Every Monday our authors provide a round-up of some of the most recently published peer reviewed articles from the field. We don’t cover everything, or even what’s most important – just a few papers that have interested the author. Visit our Resources page for links to more journals or follow the HealthEconBot. If you’d like to write one of our weekly journal round-ups, get in touch.
Development of a measure (ICECAP-Close Person Measure) through qualitative methods to capture the benefits of end-of-life care to those close to the dying for use in economic evaluation. Palliative Medicine [PubMed] Published 3rd June 2016
I’ve written somewhat critically about the use of ICECAP measures in economic evaluation. One thing that they do well is the development of the measures themselves. Here we have the latest: the ICECAP-CPM. End of life care is one area in which evaluations should take into account benefits (or burdens) experienced by family members or close persons, and government publications support this view. This paper reports on the development of a new measure to capture such spillover effects in terms of capabilities. People (n=27) who were either recently bereaved or had loved ones or relatives currently receiving end of life care were interviewed, and qualitative analysis was used to determine which attributes should be included in the measure. In the end, 6 attributes were selected: i) communication with those providing care services, ii) practical support, iii) privacy and space, iv) emotional support, v) preparing and coping, and vi) emotional distress. The measure allows for 5 levels within each of these domains. Notwithstanding my concerns about the use of ICECAP measures, the ICECAP-CPM represents an innovative and potentially useful way of capturing some of the wider benefits of end of life care. I expect it will start to be included in evaluative studies, though it may yet prove more useful as a routinely collected close-person-reported outcome measure. But the ICECAP-CPM also creates new questions. Who counts as a close person? Do we treat close person capabilities as additive? Do we really want to trade benefits to close persons against benefits to patients? This will keep researchers busy and means that the ICECAP-CPM (like all new outcome measures) should for now be used with caution.
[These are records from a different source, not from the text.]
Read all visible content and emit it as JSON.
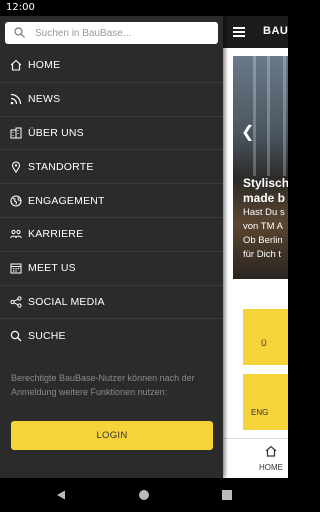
{
  "status_bar": {
    "time": "12:00"
  },
  "search": {
    "placeholder": "Suchen in BauBase..."
  },
  "menu": {
    "items": [
      {
        "label": "HOME",
        "icon": "home-icon"
      },
      {
        "label": "NEWS",
        "icon": "rss-icon"
      },
      {
        "label": "ÜBER UNS",
        "icon": "building-icon"
      },
      {
        "label": "STANDORTE",
        "icon": "location-pin-icon"
      },
      {
        "label": "ENGAGEMENT",
        "icon": "globe-icon"
      },
      {
        "label": "KARRIERE",
        "icon": "people-icon"
      },
      {
        "label": "MEET US",
        "icon": "calendar-icon"
      },
      {
        "label": "SOCIAL MEDIA",
        "icon": "share-icon"
      },
      {
        "label": "SUCHE",
        "icon": "search-icon"
      }
    ]
  },
  "login_note": "Berechtigte BauBase-Nutzer können nach der Anmeldung weitere Funktionen nutzen:",
  "login_button": "LOGIN",
  "app": {
    "title": "BAU",
    "hero": {
      "headline_1": "Stylisch",
      "headline_2": "made b",
      "body_1": "Hast Du s",
      "body_2": "von TM A",
      "body_3": "Ob Berlin",
      "body_4": "für Dich t"
    },
    "tile_1": "Ü",
    "tile_2": "ENG",
    "bottom_nav_home": "HOME"
  },
  "colors": {
    "accent": "#f5d33a",
    "drawer_bg": "#2b2b2b",
    "header_bg": "#1c1c1c"
  }
}
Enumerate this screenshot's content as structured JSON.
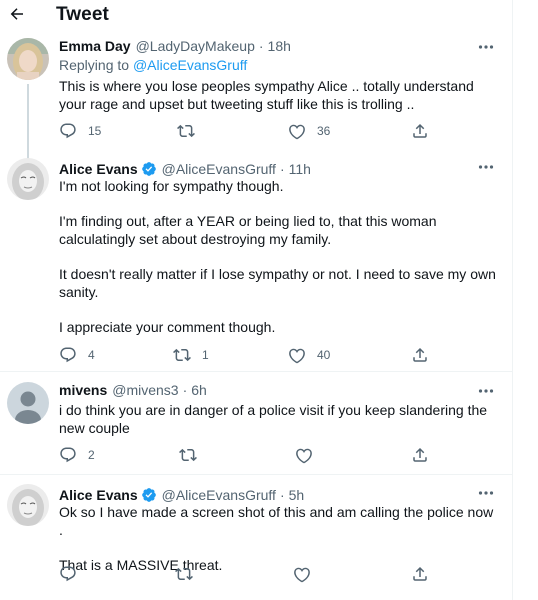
{
  "header": {
    "title": "Tweet",
    "back_icon": "arrow-left-icon"
  },
  "colors": {
    "text": "#0f1419",
    "secondary": "#536471",
    "accent": "#1d9bf0",
    "divider": "#eff3f4"
  },
  "tweets": [
    {
      "name": "Emma Day",
      "handle": "@LadyDayMakeup",
      "time": "18h",
      "verified": false,
      "replying_prefix": "Replying to ",
      "replying_handle": "@AliceEvansGruff",
      "paragraphs": [
        "This is where you lose peoples sympathy Alice .. totally understand your rage and upset but tweeting stuff like this is trolling .."
      ],
      "replies": "15",
      "retweets": "",
      "likes": "36"
    },
    {
      "name": "Alice Evans",
      "handle": "@AliceEvansGruff",
      "time": "11h",
      "verified": true,
      "paragraphs": [
        "I'm not looking for sympathy though.",
        "I'm finding out, after a YEAR or being lied to, that this woman calculatingly set about destroying my family.",
        "It doesn't really matter if I lose sympathy or not. I need to save my own sanity.",
        "I appreciate your comment though."
      ],
      "replies": "4",
      "retweets": "1",
      "likes": "40"
    },
    {
      "name": "mivens",
      "handle": "@mivens3",
      "time": "6h",
      "verified": false,
      "paragraphs": [
        "i do think you are in danger of a police visit if you keep slandering the new couple"
      ],
      "replies": "2",
      "retweets": "",
      "likes": ""
    },
    {
      "name": "Alice Evans",
      "handle": "@AliceEvansGruff",
      "time": "5h",
      "verified": true,
      "paragraphs": [
        "Ok so I have made a screen shot of this and am calling the police now .",
        "That is a MASSIVE threat."
      ],
      "replies": "",
      "retweets": "",
      "likes": ""
    }
  ]
}
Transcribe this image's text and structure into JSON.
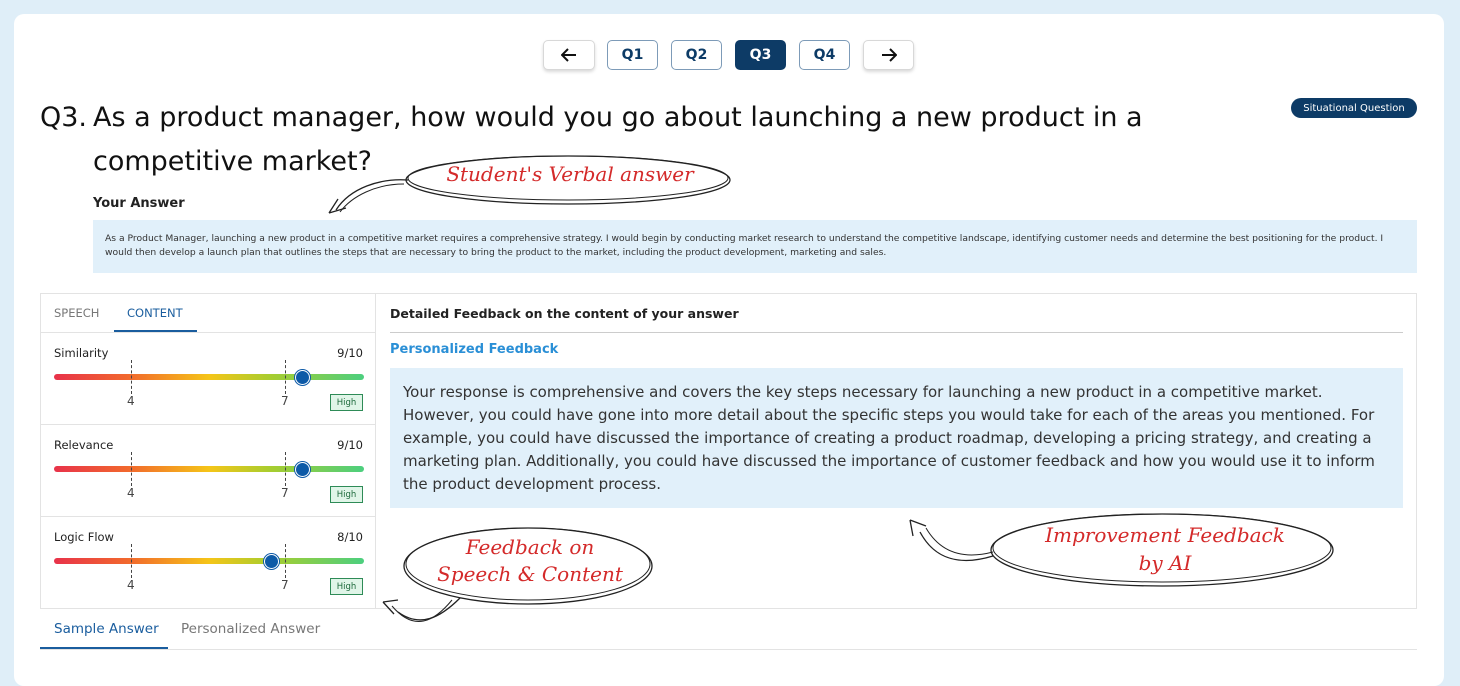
{
  "nav": {
    "prev_icon": "arrow-left-icon",
    "next_icon": "arrow-right-icon",
    "questions": [
      "Q1",
      "Q2",
      "Q3",
      "Q4"
    ],
    "active": "Q3"
  },
  "question": {
    "number": "Q3.",
    "text": "As a product manager, how would you go about launching a new product in a competitive market?",
    "badge": "Situational Question"
  },
  "answer": {
    "label": "Your Answer",
    "text": "As a Product Manager, launching a new product in a competitive market requires a comprehensive strategy. I would begin by conducting market research to understand the competitive landscape, identifying customer needs and determine the best positioning for the product. I would then develop a launch plan that outlines the steps that are necessary to bring the product to the market, including the product development, marketing and sales."
  },
  "score_panel": {
    "tabs": [
      "SPEECH",
      "CONTENT"
    ],
    "active_tab": "CONTENT",
    "metrics": [
      {
        "name": "Similarity",
        "score": "9/10",
        "level": 9,
        "tick1": "4",
        "tick2": "7",
        "tag": "High"
      },
      {
        "name": "Relevance",
        "score": "9/10",
        "level": 9,
        "tick1": "4",
        "tick2": "7",
        "tag": "High"
      },
      {
        "name": "Logic Flow",
        "score": "8/10",
        "level": 8,
        "tick1": "4",
        "tick2": "7",
        "tag": "High"
      }
    ]
  },
  "feedback": {
    "title": "Detailed Feedback on the content of your answer",
    "subtitle": "Personalized Feedback",
    "text": "Your response is comprehensive and covers the key steps necessary for launching a new product in a competitive market. However, you could have gone into more detail about the specific steps you would take for each of the areas you mentioned. For example, you could have discussed the importance of creating a product roadmap, developing a pricing strategy, and creating a marketing plan. Additionally, you could have discussed the importance of customer feedback and how you would use it to inform the product development process."
  },
  "bottom_tabs": {
    "sample": "Sample Answer",
    "personalized": "Personalized Answer"
  },
  "annotations": {
    "verbal": "Student's Verbal answer",
    "feedback_line1": "Feedback on",
    "feedback_line2": "Speech & Content",
    "improve_line1": "Improvement Feedback",
    "improve_line2": "by AI"
  },
  "colors": {
    "primary": "#0d3b66",
    "accent_blue": "#2a8fd6",
    "panel_bg": "#e1f0fa",
    "annotation_red": "#d42a2a"
  }
}
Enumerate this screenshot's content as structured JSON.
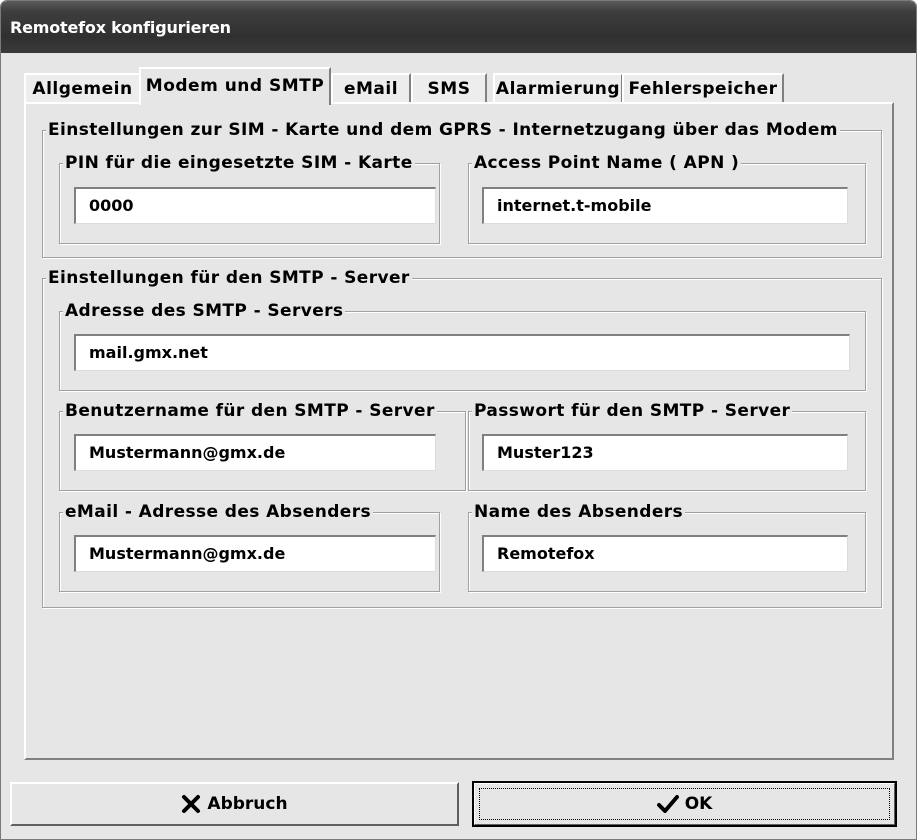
{
  "window": {
    "title": "Remotefox konfigurieren"
  },
  "tabs": [
    "Allgemein",
    "Modem und SMTP",
    "eMail",
    "SMS",
    "Alarmierung",
    "Fehlerspeicher"
  ],
  "active_tab": "Modem und SMTP",
  "modem_group": {
    "legend": "Einstellungen zur SIM - Karte und dem GPRS - Internetzugang über das Modem",
    "pin": {
      "label": "PIN für die eingesetzte SIM - Karte",
      "value": "0000"
    },
    "apn": {
      "label": "Access Point Name ( APN )",
      "value": "internet.t-mobile"
    }
  },
  "smtp_group": {
    "legend": "Einstellungen für den SMTP - Server",
    "server": {
      "label": "Adresse des SMTP - Servers",
      "value": "mail.gmx.net"
    },
    "username": {
      "label": "Benutzername für den SMTP - Server",
      "value": "Mustermann@gmx.de"
    },
    "password": {
      "label": "Passwort für den SMTP - Server",
      "value": "Muster123"
    },
    "sender_email": {
      "label": "eMail - Adresse des Absenders",
      "value": "Mustermann@gmx.de"
    },
    "sender_name": {
      "label": "Name des Absenders",
      "value": "Remotefox"
    }
  },
  "buttons": {
    "cancel": {
      "label": "Abbruch",
      "icon": "x-icon"
    },
    "ok": {
      "label": "OK",
      "icon": "checkmark-icon"
    }
  },
  "colors": {
    "titlebar": "#3a3a3a",
    "dialog_background": "#e6e6e6"
  }
}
QALY gain and health care resource impacts of air pollution control: A Markov modelling approach. Environmental Science & Policy Published 25th May 2016
Here’s something you don’t see every day: an evaluation of the health impacts and costs of a policy that falls outside of the remit of the Department of Health. The study reports on a Markov model based on 3 diseases: chronic obstructive pulmonary disease, coronary heart disease and lung cancer. The model is used to estimate the impact of changes in air quality for 40-90 year olds, and the main novelty of the study is the use of QALYs in this context. A 9% reduction in small particulate matter concentrations in England and Wales – in line with current targets – is evaluated. Data were taken from a variety of national sources to incorporate the impact of air quality on the risk of disease onset and death, and disease-related health service use. Health-related quality of life estimates were based on published EQ-5D index scores. The main finding is that the improvement in air quality would generate 540,000 QALYs. Due to improved longevity, additional health care costs would amount to around £263 million. Results are also presented by age and sex, though I can’t see why this would be important. The QALY benefit is on average greater for men than women and the savings from reduced morbidity are (of course) greater for younger people. On balance, the model probably produces underestimates as it does not include all possible health impacts of air pollution.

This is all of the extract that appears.